Pour mieux refléter la réalité des différents métiers qu’il recouvre et se donner un nouvel élan, le Syndicat National des Téléphériques de France change de nom et d’identité visuelle. 

Créée en 1938 avec une quinzaine d’adhérents, le SNTF, chambre professionnelle des opérateurs de remontées mécaniques, en compte aujourd’hui 220 qui recouvrent bien d’autres compétence que celle du transport des skieurs par câble (la montée). Ses membres prennent aussi en charge la descente, ce qui recouvre la gestion, l’entretien et la sécurisation des pistes.  Qu’ils soient des opérateurs publics, privés ou mixtes, les domaines skiables français pointent dans le trio de tête des plus grandes nations mondiales de ski, avec les Etats-Unis et l’Autriche. Un leadership qui ne se dément pas et traduit une fréquentation très régulières des stations tricolores depuis 20 ans, en dépit d’un léger tassement ces dernières années, essentiellement en raison des aléas climatiques et de la crise économique et financière. L’hiver dernier, les domaines skiables de l’Hexagone ont totalisé 56 millions de journées skieur pour un chiffre d’affaires de plus de 1 milliard d’euros. Ils représentent 18% du tourisme français. La filière demeure néanmoins très capitalistique et exige des investissements lourds pour rester dans la course. Les opérateurs français consacrent ainsi 25% de leur chiffre d’affaires pour moderniser et améliorer leurs équipements. C’est la moitié de leurs homologues autrichiens dont 50% des recettes vont dans leur outil de production ces dernières années. De fait, depuis sept ans, les investissements français marquent le pas et relèvent davantage des dépenses de confortement que de création ou de renouvellement. « Les coûts ont explosé ces dernières années », explique Laurent Reynaud, délégué général de DSF. Et d’indiquer que si un télésiège 6 places débrayable valait 3 millions d’euros en 2000, aujourd’hui, ce sont près de 6 millions qu’il faut mettre sur la table pour le même appareil !  En cause, la hausse du prix des matières premières, mais surtout la concentration à l’extrême des constructeurs de remontées mécaniques, dont le nombre s’est réduit comme peau de chagrin.

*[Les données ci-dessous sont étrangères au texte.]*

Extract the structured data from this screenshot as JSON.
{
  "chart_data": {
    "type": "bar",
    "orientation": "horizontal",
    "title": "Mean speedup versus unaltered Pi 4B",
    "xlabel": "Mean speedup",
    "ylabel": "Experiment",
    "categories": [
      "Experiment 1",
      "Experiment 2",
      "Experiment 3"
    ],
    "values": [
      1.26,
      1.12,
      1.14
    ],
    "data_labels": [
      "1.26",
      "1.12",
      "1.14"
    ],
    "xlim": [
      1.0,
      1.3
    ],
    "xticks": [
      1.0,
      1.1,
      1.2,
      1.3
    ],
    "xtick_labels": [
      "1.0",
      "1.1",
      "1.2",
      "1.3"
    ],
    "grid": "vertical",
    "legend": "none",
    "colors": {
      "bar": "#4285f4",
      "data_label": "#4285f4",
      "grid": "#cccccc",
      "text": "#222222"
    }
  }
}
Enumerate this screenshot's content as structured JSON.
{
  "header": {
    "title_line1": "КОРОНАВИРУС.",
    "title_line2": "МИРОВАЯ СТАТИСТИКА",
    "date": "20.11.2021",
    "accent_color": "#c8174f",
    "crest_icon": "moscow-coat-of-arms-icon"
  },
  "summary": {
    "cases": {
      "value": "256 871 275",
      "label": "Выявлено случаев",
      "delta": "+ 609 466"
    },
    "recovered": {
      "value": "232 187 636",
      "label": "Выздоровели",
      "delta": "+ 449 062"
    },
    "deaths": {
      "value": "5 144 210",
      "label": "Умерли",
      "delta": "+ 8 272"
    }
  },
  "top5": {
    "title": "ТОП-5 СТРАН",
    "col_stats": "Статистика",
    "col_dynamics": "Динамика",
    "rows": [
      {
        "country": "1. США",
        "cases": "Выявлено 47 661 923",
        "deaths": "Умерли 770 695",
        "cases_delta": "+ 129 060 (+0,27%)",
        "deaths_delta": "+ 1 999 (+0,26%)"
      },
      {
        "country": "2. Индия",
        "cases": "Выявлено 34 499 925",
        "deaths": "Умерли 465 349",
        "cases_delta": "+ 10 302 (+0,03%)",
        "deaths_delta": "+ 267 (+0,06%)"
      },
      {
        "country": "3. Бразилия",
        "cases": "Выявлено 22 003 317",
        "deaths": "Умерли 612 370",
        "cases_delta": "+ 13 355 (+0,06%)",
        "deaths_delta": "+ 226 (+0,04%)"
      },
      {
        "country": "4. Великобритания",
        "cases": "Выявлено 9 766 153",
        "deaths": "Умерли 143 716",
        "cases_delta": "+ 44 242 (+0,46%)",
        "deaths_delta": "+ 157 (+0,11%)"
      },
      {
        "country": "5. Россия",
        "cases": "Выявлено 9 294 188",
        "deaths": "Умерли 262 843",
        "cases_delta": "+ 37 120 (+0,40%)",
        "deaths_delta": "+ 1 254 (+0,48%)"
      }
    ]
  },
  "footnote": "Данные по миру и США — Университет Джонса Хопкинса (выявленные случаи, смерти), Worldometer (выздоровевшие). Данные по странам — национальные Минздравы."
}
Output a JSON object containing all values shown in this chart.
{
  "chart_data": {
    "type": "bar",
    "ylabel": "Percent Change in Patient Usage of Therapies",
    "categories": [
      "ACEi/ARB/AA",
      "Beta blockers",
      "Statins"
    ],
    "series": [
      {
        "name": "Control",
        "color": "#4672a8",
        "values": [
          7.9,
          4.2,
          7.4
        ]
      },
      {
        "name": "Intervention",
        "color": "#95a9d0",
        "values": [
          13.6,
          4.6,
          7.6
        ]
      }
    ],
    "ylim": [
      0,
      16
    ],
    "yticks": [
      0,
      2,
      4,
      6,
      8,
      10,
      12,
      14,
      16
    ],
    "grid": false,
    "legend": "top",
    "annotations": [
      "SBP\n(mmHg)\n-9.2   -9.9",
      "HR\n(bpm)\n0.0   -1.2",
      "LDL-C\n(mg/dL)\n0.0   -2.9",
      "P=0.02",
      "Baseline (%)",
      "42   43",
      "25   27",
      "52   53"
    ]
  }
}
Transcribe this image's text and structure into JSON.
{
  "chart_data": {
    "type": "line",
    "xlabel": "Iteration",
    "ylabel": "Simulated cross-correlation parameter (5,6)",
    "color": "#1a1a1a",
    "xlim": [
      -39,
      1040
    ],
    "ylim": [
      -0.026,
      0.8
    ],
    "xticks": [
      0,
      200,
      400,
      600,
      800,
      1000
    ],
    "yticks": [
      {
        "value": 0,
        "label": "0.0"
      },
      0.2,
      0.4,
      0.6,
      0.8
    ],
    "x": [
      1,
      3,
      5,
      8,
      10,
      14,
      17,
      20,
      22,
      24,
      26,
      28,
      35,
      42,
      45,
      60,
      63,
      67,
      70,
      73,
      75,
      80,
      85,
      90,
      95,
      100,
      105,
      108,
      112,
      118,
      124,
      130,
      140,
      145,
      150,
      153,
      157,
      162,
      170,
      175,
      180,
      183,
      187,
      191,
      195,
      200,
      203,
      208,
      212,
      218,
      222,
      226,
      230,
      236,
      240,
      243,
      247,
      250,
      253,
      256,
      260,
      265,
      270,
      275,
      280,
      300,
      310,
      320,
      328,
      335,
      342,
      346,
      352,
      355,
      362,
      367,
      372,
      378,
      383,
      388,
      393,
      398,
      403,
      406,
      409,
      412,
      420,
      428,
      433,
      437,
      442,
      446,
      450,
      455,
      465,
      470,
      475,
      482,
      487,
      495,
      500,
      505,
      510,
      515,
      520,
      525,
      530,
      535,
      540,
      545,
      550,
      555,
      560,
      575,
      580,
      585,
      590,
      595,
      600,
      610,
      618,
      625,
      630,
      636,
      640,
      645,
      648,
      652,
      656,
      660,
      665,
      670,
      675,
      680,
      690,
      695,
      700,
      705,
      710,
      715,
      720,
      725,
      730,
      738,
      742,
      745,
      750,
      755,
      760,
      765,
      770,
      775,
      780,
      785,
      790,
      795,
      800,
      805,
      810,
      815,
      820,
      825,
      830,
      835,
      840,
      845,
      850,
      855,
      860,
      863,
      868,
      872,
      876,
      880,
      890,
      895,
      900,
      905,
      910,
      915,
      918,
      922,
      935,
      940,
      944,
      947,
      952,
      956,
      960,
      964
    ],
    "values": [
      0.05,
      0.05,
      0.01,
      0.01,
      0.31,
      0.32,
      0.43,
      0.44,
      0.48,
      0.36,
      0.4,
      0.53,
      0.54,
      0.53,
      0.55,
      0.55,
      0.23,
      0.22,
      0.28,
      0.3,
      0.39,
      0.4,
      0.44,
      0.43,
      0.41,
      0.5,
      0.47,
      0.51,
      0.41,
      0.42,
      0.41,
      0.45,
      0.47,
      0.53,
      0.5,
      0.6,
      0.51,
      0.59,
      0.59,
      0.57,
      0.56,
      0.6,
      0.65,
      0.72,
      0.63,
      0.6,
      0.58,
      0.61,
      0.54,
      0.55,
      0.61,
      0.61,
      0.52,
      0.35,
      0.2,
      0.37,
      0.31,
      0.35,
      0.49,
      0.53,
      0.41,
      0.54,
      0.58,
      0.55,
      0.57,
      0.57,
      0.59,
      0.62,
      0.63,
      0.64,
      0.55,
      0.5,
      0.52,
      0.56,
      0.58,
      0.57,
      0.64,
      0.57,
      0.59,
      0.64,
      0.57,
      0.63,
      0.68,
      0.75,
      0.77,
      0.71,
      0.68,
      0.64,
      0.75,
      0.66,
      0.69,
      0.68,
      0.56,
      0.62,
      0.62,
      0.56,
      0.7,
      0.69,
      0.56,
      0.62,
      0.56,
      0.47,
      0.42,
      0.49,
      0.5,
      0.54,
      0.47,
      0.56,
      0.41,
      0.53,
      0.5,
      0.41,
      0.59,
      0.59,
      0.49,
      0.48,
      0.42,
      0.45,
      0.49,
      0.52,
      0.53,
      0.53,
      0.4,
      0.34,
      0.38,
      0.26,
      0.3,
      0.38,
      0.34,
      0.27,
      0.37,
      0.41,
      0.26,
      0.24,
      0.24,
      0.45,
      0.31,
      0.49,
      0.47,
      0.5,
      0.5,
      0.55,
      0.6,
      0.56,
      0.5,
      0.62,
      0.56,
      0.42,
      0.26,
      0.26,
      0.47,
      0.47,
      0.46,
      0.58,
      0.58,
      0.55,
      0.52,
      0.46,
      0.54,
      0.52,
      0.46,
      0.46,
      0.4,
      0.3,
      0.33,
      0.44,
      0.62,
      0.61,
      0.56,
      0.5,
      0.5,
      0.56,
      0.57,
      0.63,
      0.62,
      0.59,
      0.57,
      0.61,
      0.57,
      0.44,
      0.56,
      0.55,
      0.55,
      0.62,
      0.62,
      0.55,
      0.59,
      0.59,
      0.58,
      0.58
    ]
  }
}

Deux acteurs se partagent 90% du marché mondial, le groupe italien Seeber (maison mère de Pomagalski et Leitner)  et le groupe autrichien Doppelmayer-Garenventa.

 

 

Pour autant, les domaines skiables français résistent plutôt bien dans le contexte actuel. Le retour des clientèles étrangères, britanniques en tête, conforte le modèle tricolore qui s’attache par ailleurs à faire mieux en matière de protection de l’environnement. DSP encourage ses adhérents à s’engager dans la certification environnementale Iso 14 001 (23 domaines sont certifiés et 40 sont en cours) et à penser développement durable. Tout en martelant que le ski reste le moteur de l’économie touristique de la montagne française, avec à la clé près de 100 000 emplois, dont 18 000 pour les seuls domaines skiables. Dans cette perspective, DSF apporte son soutien aux équipes de France de ski en versant plus de 700 000 euros à la FFS et en étant un partenaire actif d’Annecy 2018. « Tous les portillons des remontées mécaniques des membres de DSF seront habillés aux couleurs de la candidature et cela dans tous les massifs », se félicitent Laurent Reynaud.